Avilés acogió en un encuentro a una docena de los concursantes del reality culinario, que hablaron ante un centenar de fans
28 ene 2017 . Actualizado a las 20:46 h.Que hoy en día no es tan importante hacer algo como contarlo en las redes sociales es sabido, pero que eso se aplica también a la cocina, puede que no tanto. Los cocineros del mañana guisan en Instagram, en Snapchat y en cualquier red social que esté de moda. Se dejan ver, mostrar como cocinan, más bien poco. Una docena de participantes de la última edición de Masterchef Junior dan buena cuenta de lo que están haciendo este fin de semana que pasan en Asturias, invitados por Estela, concursante avilesina que está actuando de anfitriona ante sus compañeros. Han ido a Cudillero y a la Mina de Arnao y comido fabada. «Les he invitado para que lo conocieran», explica la niña de 11 años mientras Paula, la ganadora, a su lado no deja de grabar todo lo que hacen. «Estoy informando a mis fans», explica.
De lo que les habla es del encuentro que minutos más tarde van a tener todos con un centenar de niños que han acudido a Avilés para verlos. Los pequeños Mastechef han aprendido en los últimos meses a cocinar, pero también a manejarse en redes sociales y a posar y actuar ante los medios de comunicación y sus seguidores, aunque hay alguno al que se le ha olvidado el plan de marketing para estos días. «No teníamos que decir lo de la quedada», recrimina Javier mientras varias voces le contestan que sí, «si no, ¿cómo van a seguirlo?», zanja Paula.

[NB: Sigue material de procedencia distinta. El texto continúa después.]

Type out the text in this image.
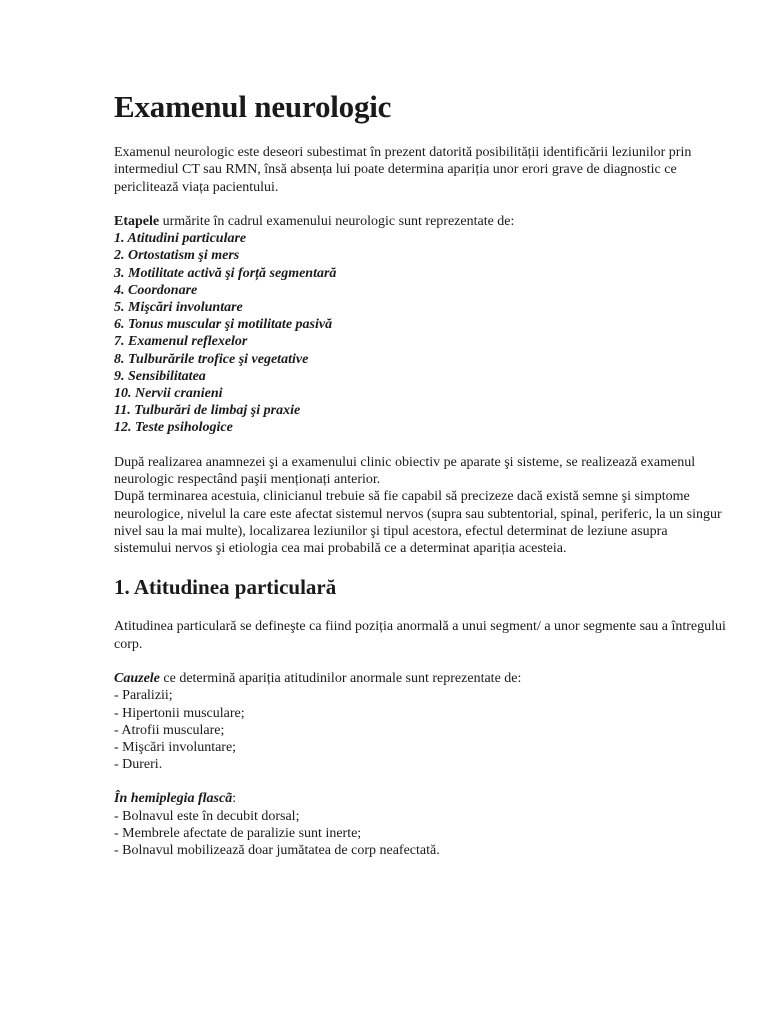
Examenul neurologic

Examenul neurologic este deseori subestimat în prezent datorită posibilității identificării leziunilor prin intermediul CT sau RMN, însă absența lui poate determina apariția unor erori grave de diagnostic ce periclitează viața pacientului.

Etapele urmărite în cadrul examenului neurologic sunt reprezentate de:
1. Atitudini particulare
2. Ortostatism şi mers
3. Motilitate activă şi forță segmentară
4. Coordonare
5. Mişcări involuntare
6. Tonus muscular şi motilitate pasivă
7. Examenul reflexelor
8. Tulburările trofice şi vegetative
9. Sensibilitatea
10. Nervii cranieni
11. Tulburări de limbaj şi praxie
12. Teste psihologice

După realizarea anamnezei şi a examenului clinic obiectiv pe aparate şi sisteme, se realizează examenul neurologic respectând paşii menționați anterior.
După terminarea acestuia, clinicianul trebuie să fie capabil să precizeze dacă există semne şi simptome neurologice, nivelul la care este afectat sistemul nervos (supra sau subtentorial, spinal, periferic, la un singur nivel sau la mai multe), localizarea leziunilor şi tipul acestora, efectul determinat de leziune asupra sistemului nervos şi etiologia cea mai probabilă ce a determinat apariția acesteia.

1. Atitudinea particulară

Atitudinea particulară se defineşte ca fiind poziția anormală a unui segment/ a unor segmente sau a întregului corp.

Cauzele ce determină apariția atitudinilor anormale sunt reprezentate de:
- Paralizii;
- Hipertonii musculare;
- Atrofii musculare;
- Mişcări involuntare;
- Dureri.
În hemiplegia flascã:
- Bolnavul este în decubit dorsal;
- Membrele afectate de paralizie sunt inerte;
- Bolnavul mobilizează doar jumătatea de corp neafectată.
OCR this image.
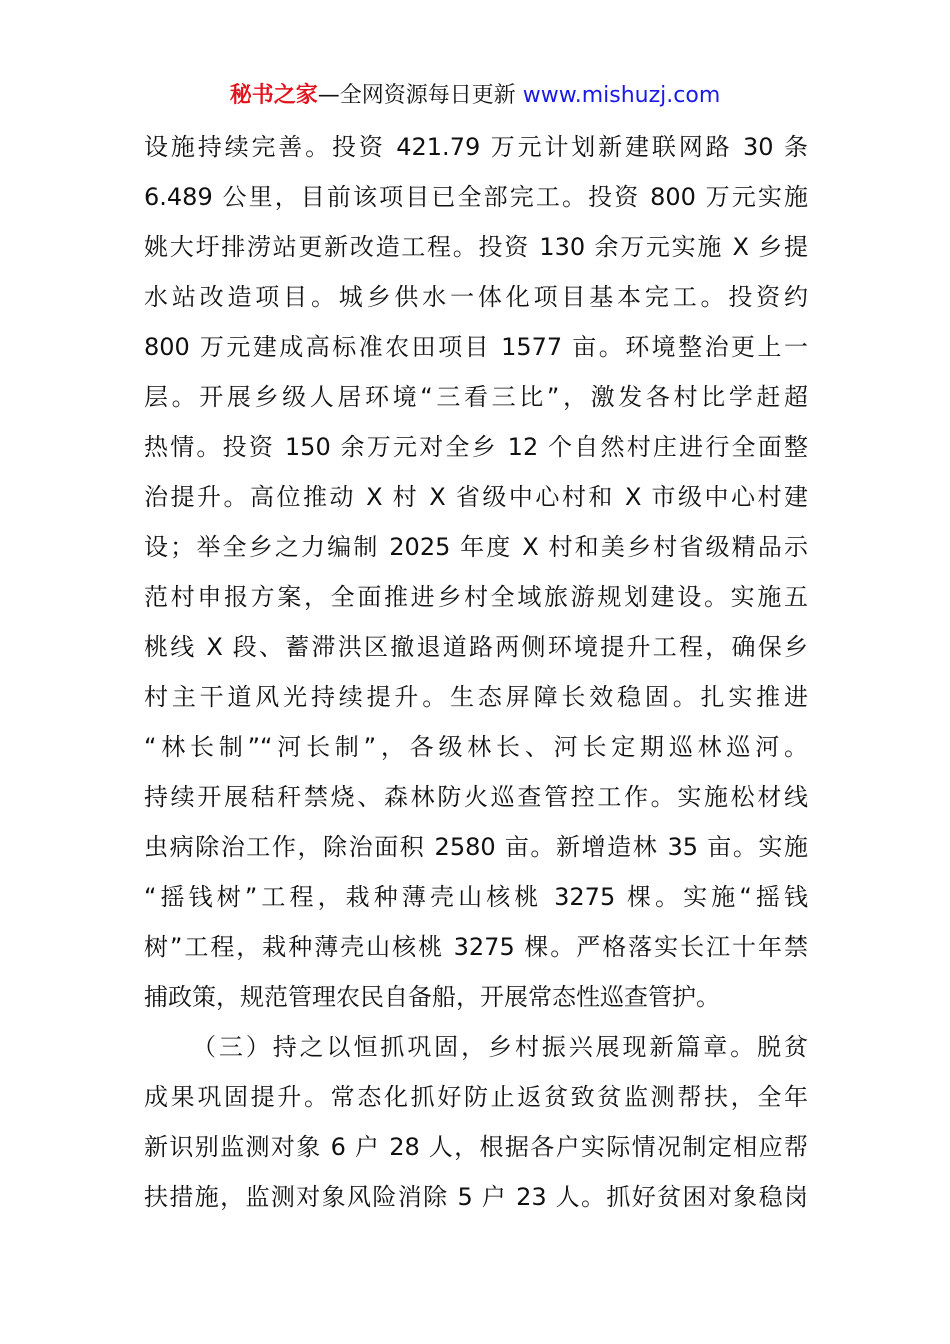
秘书之家—全网资源每日更新 www.mishuzj.com
设施持续完善。投资 421.79 万元计划新建联网路 30 条
6.489 公里，目前该项目已全部完工。投资 800 万元实施
姚大圩排涝站更新改造工程。投资 130 余万元实施 X 乡提
水站改造项目。城乡供水一体化项目基本完工。投资约
800 万元建成高标准农田项目 1577 亩。环境整治更上一
层。开展乡级人居环境“三看三比”，激发各村比学赶超
热情。投资 150 余万元对全乡 12 个自然村庄进行全面整
治提升。高位推动 X 村 X 省级中心村和 X 市级中心村建
设；举全乡之力编制 2025 年度 X 村和美乡村省级精品示
范村申报方案，全面推进乡村全域旅游规划建设。实施五
桃线 X 段、蓄滞洪区撤退道路两侧环境提升工程，确保乡
村主干道风光持续提升。生态屏障长效稳固。扎实推进
“林长制”“河长制”，各级林长、河长定期巡林巡河。
持续开展秸秆禁烧、森林防火巡查管控工作。实施松材线
虫病除治工作，除治面积 2580 亩。新增造林 35 亩。实施
“摇钱树”工程，栽种薄壳山核桃 3275 棵。实施“摇钱
树”工程，栽种薄壳山核桃 3275 棵。严格落实长江十年禁
捕政策，规范管理农民自备船，开展常态性巡查管护。
（三）持之以恒抓巩固，乡村振兴展现新篇章。脱贫
成果巩固提升。常态化抓好防止返贫致贫监测帮扶，全年
新识别监测对象 6 户 28 人，根据各户实际情况制定相应帮
扶措施，监测对象风险消除 5 户 23 人。抓好贫困对象稳岗
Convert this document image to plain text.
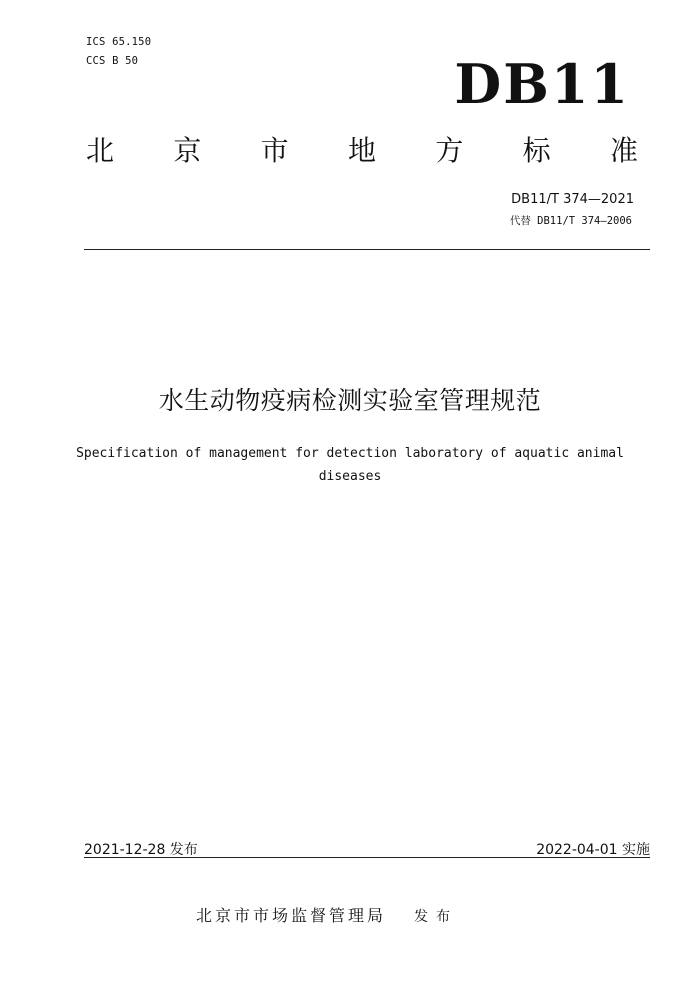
ICS 65.150
CCS B 50	DB11
北 京 市 地 方 标 准
DB11/T 374—2021
代替 DB11/T 374—2006
水生动物疫病检测实验室管理规范
Specification of management for detection laboratory of aquatic animal
diseases
2021-12-28 发布	2022-04-01 实施
北京市市场监督管理局 发布
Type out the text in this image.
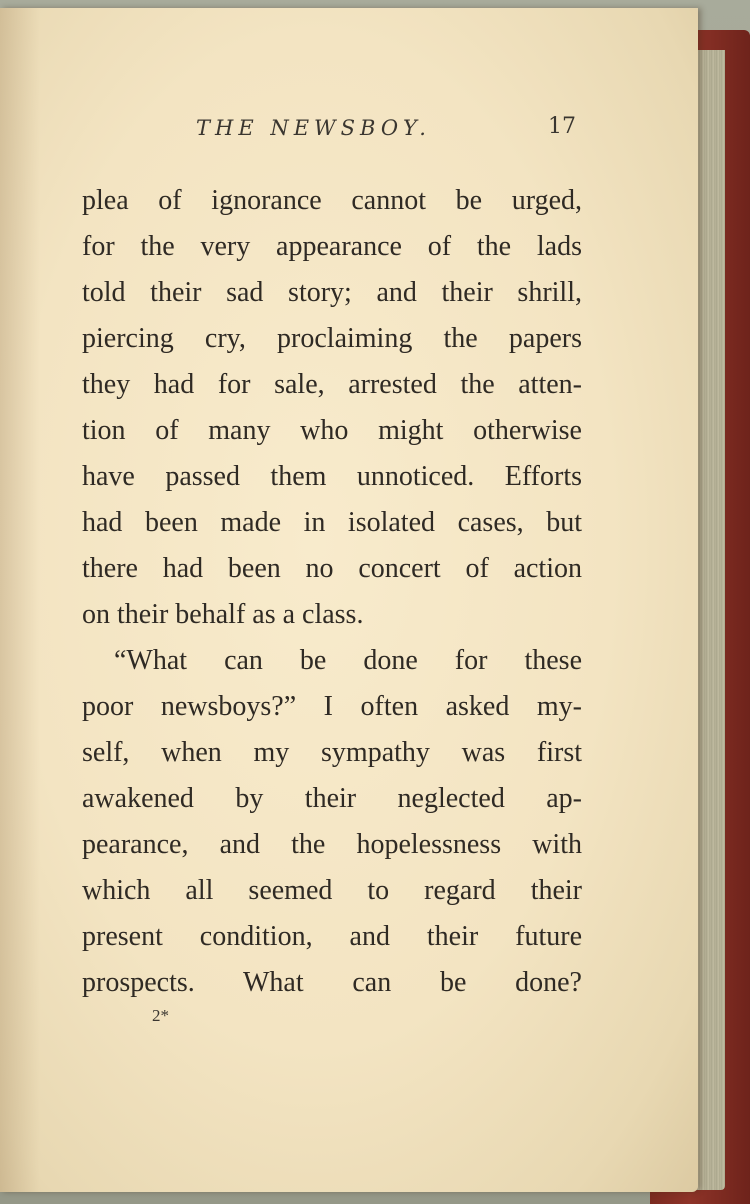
THE NEWSBOY.	17
plea of ignorance cannot be urged,
for the very appearance of the lads
told their sad story; and their shrill,
piercing cry, proclaiming the papers
they had for sale, arrested the atten-
tion of many who might otherwise
have passed them unnoticed. Efforts
had been made in isolated cases, but
there had been no concert of action
on their behalf as a class.
“What can be done for these
poor newsboys?” I often asked my-
self, when my sympathy was first
awakened by their neglected ap-
pearance, and the hopelessness with
which all seemed to regard their
present condition, and their future
prospects. What can be done?
2*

La ganadora del último Masterchef Junior explica que las redes sociales «me gustan», de ahí que para ella no sea molestia informar a sus más de 72.000 seguidores de Instagram -la vencedora de la última edición de adultos, Virginia, no llega a los 13.000. Es de las que le gusta contestar a los comentarios que le llegan y eso no es fácil, de ahí que en ocasiones sus padres tengan que echarle una mano para gestionar sus cuentas. Su entrada al acto de este sábado en Avilés tuvo más de 7.500 reproducciones en apenas media hora. La foto que subió ayer de noche para decir que había llegado a Asturias rozaba los 600 comentarios en menos de 24 horas. Tras la emisión del concurso, que se grabó en verano pero se mostró entre diciembre y enero, los concursantes han saltado a la fama de una manera arrolladora.
Fotos y preguntas sentimentales
«Anoche cuando llegamos al hotel había niños pendientes de que llegáramos», apunta Virginia, que se muestra sorprendida de que la paren por la calle para hacerse una foto con ella. «A mi me mola estar con los fans, aunque hay sitios en los que hay mucha gente y agobia», apunta José Enrique. Él es uno de los que sabe lo que implica ser famoso y que se inmiscuyan en tu vida personal. La primera pregunta que hicieron ayer los seguidores congregados en Avilés fue para Natalia: «¿te gusta José Enrique?», y ella zanjó las dudas con un simple «no». Durante la emisión del programa había «química» entre ellos, según el propio reality. Ella tiene 12 años y es de Madrid, él 11 años y vive en Valencia.
Los participantes en Masterchef Junior saben que se deben a sus fans, pero también tienen claro que han de separar la vida privada de la pública. «Intento hacerme siempre una foto con ellos, porque si no lo haces piensan que eres una borde», cuenta Paula. Pero hay un espacio en que no quieren que sus seguidores entren: el Whatsapp. «Eso es íntimo», apunta la ganadora de Masterchef Junior. «A mi me mandan mensajes los fans y me dicen que si nos hacemos un mote y que no les bloquee», explica Estela. La mayoría de los concursantes optan por bloquear a quienes no conocen. A pesar de esta fama repentina asegura que ella sigue haciendo las mismas cosas que antes, como aprender chino y tocar el piano. Desde que salió del programa ha puesto en marcha su propia página web, donde sube recetas, hace críticas de restaurantes a los que va con sus padres y un canal de vídeos en chino donde subirá platos típicos de la cocina española. «Quiero seguir practicando lo que nos enseñaron», dice.
Lo suyo no es un caso aislado, casi todos sus compañeros cuentan con una importante presencia en redes sociales. La excepción son Virginia y Loreto, quienes aún habrán de esperar dos años para tener su móvil propio -aunque gestionan sus perfiles sociales desde la tableta. Es una decisión consensuada por sus padres a la que no ponen pegas, según aseguran. «Mis amigos que lo tienen se pasan todo el rato pendientes de él», dice Loreto, algo que parece que no le gusta mucho. Mientras tanto algunos de sus compañeros se pasean arriba y abajo con el smartphone en la mano.